Parafrasando Fabrizio de André: quando cantante lo fu veramente, Piero Pelù, «non volle tradire il bambino per l’uomo». È questo il bilancio con saldo in positivo, il filo narrativo che cuce le memorie del cofondatore del gruppo Litfiba nell’autobiografia Spacca l’infinito, il romanzo di una vita (Giunti editore). Perché pirata e viaggiatore lo è stato fin dalla prima lettura de La giungla nera di Emilio Salgari, pacifista dagli ammonimenti di suo nonno Mario – «Le armi non si puntano in faccia nemmeno se sono dei giocattoli!» – superstite della Grande Guerra, e amante della natura ed ecologista dalle scarpinate con il padre sul monte Morello, sopra Firenze. A Piero Pelù piace raccontarsi, e cosa più importante ha come primo interlocutore il se stesso bambino, l’unica persona da non deludere mai, in un incontro onirico nel Giardino di Boboli.
Approfittando della stasi forzata, della sospensione del tempo durante il lockdown, l’unica concessione che il cantautore può fare all’immobilità, al placcaggio della sua ininterrotta iperattività, come l’Abramo Lincoln filmato da Steven Spielberg, sceglie la narrazione. Quello che lo distingue dalle innumerevoli autobiografie di rockstar, attori e sportivi, è il prediligere il racconto dell’uomo, della sua formazione musicale, famigliare e sentimentale, rispetto alla didascalica cronologia dei successi in classifica e dischi elencati secondo un parametro da Wikipedia. Pelù sa mettere in secondo piano l’artista e il personaggio pubblico per puntare i riflettori sul privato, con discrezione, e senza lasciare che l’ego da frontman ne pregiudichi il ritratto. Così, se il racconto personale procede componendo un mosaico, aggiungendo gradualmente i tasselli di quello che poi diventerà la figura centrale dei Litfiba, dall’innamoramento per Arlecchino grazie allo spettacolo con Ferruccio Soleri all’Antologia di Spoon River musicata da Fabrizio de André, dal primo viaggio a Parigi con l’ascolto di Paranoid dei Black Sabbath ai pomeriggi trascorsi al Contempo, negozio di dischi, scoprendo il primo punk, Spacca l’infinito diventa una cronaca generazionale di un tempo perduto, in cui la maggior parte degli over trenta saprà ritrovarsi con facilità. Con i suoi soprannomi da Jack Frusciante è uscito dal gruppo, un esame di stato molto simile a quello sostenuto da Max Mazzotta nel film Paz! di Renato De Maria, la lettura corale della rivista Il Male e le prove del primo gruppo, i Mugnions, in un garage non abbastanza insonorizzato da far tremare l’intero palazzo. L’autobiografia di Pelù ci riconsegna all’Italia che progettava il proprio avvenire nelle camerette, dalle cuffie dei walkman e dai giri senza meta in motorino nelle città deserte. Una generazione che tesseva la propria rete internazionale prima dei social grazie alle vacanze studio e alle lettere scambiate con i fanatici di musica incontrati ai concerti.
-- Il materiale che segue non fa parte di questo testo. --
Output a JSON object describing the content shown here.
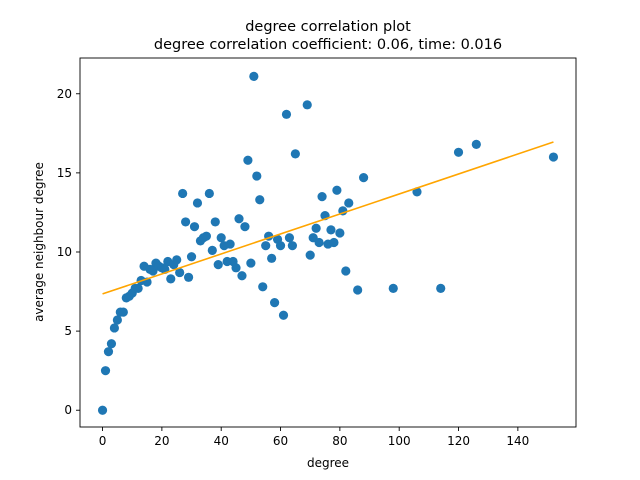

Un tempo che riconosceva ancora le geografie della città, il rispetto dei caratteri dei suoi quartieri, prima che il turismo di massa e la gentrification omologasse tutte le capitali europee, da Berlino a Lisbona.
Pelù, riserva un posto privilegiato e descrive con particolare cura l’attenzione che in quegli anni la gioventù attribuiva al viaggio. Dall’osservazione del mappamondo fino alla scoperta e ricerca con metodo Joe Strummer delle musiche dal mondo, si sofferma a lungo sulle destinazioni più remote raggiunte, alternando l’ingenuità e l’ironia delle disavventure in Messico alla gioia delle celebrazioni per il culto di santa Sarah in Francia. Meno Bruce Chatwin e più Gabriele Salvatores, ma senza mai avere la superficialità del turista. Sarà per questo che proprio a Corso Salani, regista della serie di film I confini d’Europa, che fu affidato il primo videoclip dei Litfiba, Guerra, documentando il primo tour europeo a Berlino e nell’Est Europa: con la dissoluzione dei blocchi del continente, la fine della Guerra Fredda e l’apertura dei confini. Pelù testimonia la voglia di scoprire e sperimentare nuovi modi di vivere, aprirsi e conoscere anche chi è distante, accogliere la diversità come un valore e mai come un motivo di pericolo.
Alla soglia dei quarant’anni di attività musicale, Piero Pelù scende dal palco costretto dalla pandemia e si concede un bilancio, tra educazione sentimentale e artistica, una panoramica degli anni trascorsi a inseguire la coerenza verso se stesso, soddisfatto dal non aver mai disatteso i sogni e le ambizioni del bambino che da grande voleva fare il pirata.